On ICE Futures U.S. in New York, raw sugar for October delivery tumbled 4.9 percent settle at 11.44 cents a pound at 1 p.m. Earlier, the price touched 11.35 cents, the lowest for a most-active contract since Jan. 14, 2009.
The drop was the biggest among 22 raw materials in the Bloomberg Commodity Index. That gauge fell to a 13-year low, partly as the dollar’s rally eroded the appeal of energy, agricultural products and metals as alternative investments. Global sugar supplies have outpaced demand for five straight years, and beneficial weather in parts of Brazil probably will aid the harvest stalled by rain earlier this month.
“Sugar is under the same weight as many commodities today,” James Cordier, the founder of Optionsellers.com in Tampa, Florida, said in a telephone interview. In Brazil, “with expected clearer skies in the coming week or two, we’ll probably get the cane harvest to catch up from the slowdown,” he said.
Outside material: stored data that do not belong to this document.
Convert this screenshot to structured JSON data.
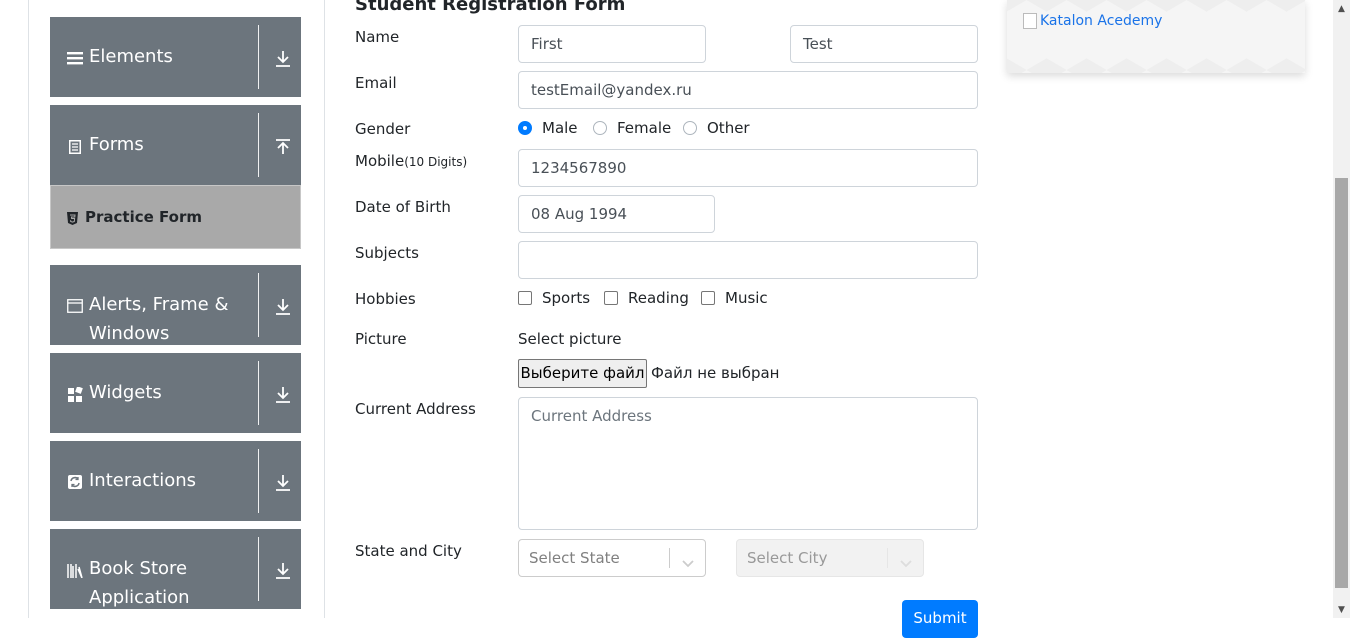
{
  "sidebar": {
    "groups": [
      {
        "label": "Elements",
        "icon": "hamburger-icon",
        "arrow": "down"
      },
      {
        "label": "Forms",
        "icon": "document-icon",
        "arrow": "up"
      },
      {
        "label": "Alerts, Frame & Windows",
        "icon": "window-icon",
        "arrow": "down"
      },
      {
        "label": "Widgets",
        "icon": "widgets-icon",
        "arrow": "down"
      },
      {
        "label": "Interactions",
        "icon": "interactions-icon",
        "arrow": "down"
      },
      {
        "label": "Book Store Application",
        "icon": "books-icon",
        "arrow": "down"
      }
    ],
    "active_item": {
      "label": "Practice Form",
      "icon": "html5-icon"
    },
    "colors": {
      "group_bg": "#6c757d",
      "active_bg": "#a9a9a9"
    }
  },
  "form": {
    "title": "Student Registration Form",
    "labels": {
      "name": "Name",
      "email": "Email",
      "gender": "Gender",
      "mobile": "Mobile",
      "mobile_hint": "(10 Digits)",
      "dob": "Date of Birth",
      "subjects": "Subjects",
      "hobbies": "Hobbies",
      "picture": "Picture",
      "current_address": "Current Address",
      "state_city": "State and City"
    },
    "first_name": "First",
    "last_name": "Test",
    "email": "testEmail@yandex.ru",
    "gender_options": [
      "Male",
      "Female",
      "Other"
    ],
    "gender_selected": "Male",
    "mobile": "1234567890",
    "dob": "08 Aug 1994",
    "subjects": "",
    "hobbies": [
      "Sports",
      "Reading",
      "Music"
    ],
    "picture_label": "Select picture",
    "file_button": "Выберите файл",
    "file_status": "Файл не выбран",
    "address_placeholder": "Current Address",
    "state_placeholder": "Select State",
    "city_placeholder": "Select City",
    "submit": "Submit",
    "colors": {
      "primary": "#007bff"
    }
  },
  "ad": {
    "alt_text": "Katalon Acedemy"
  }
}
Sugar has dropped 21 percent in 2015, while dollar has climbed 7 percent against a basket of 10 currencies. The commodity fell in the previous four years, a record slump. On Monday, the greenback rose to a 14-week high.
“Good drying conditions” for the sugar crop are expected in Sao Paulo and neighboring areas later this week and through next week, Drew Lerner, the president of World Weather Inc. in Overland Park, Kansas, said Monday in a telephone interview.
The drop in energy prices added to bearish sentiment in sugar because Brazilian ethanol producers have less incentive to use cane to make fuel, Cordier said. On Monday, crude-oil futures in New York fell to a three-month low.
“With a lower energy price, more sugar is being refined for food,” Cordier said. “End-users who would normally build inventories at low prices continue to buy hand to mouth.”
In the week ended July 14, hedge funds held a net-long position of 2,764 futures and options in sugar, government data showed on July 17. That was only the second bullish bet since August.
In the week ended March 24, net shorts were a record 116,984 contracts.
“As the market came off during last week and is coming off today, speculators are reopening short positions,” Bruno Zaneti, a risk management consultant at FCStone do Brasil in Campinas, said in a telephone interview.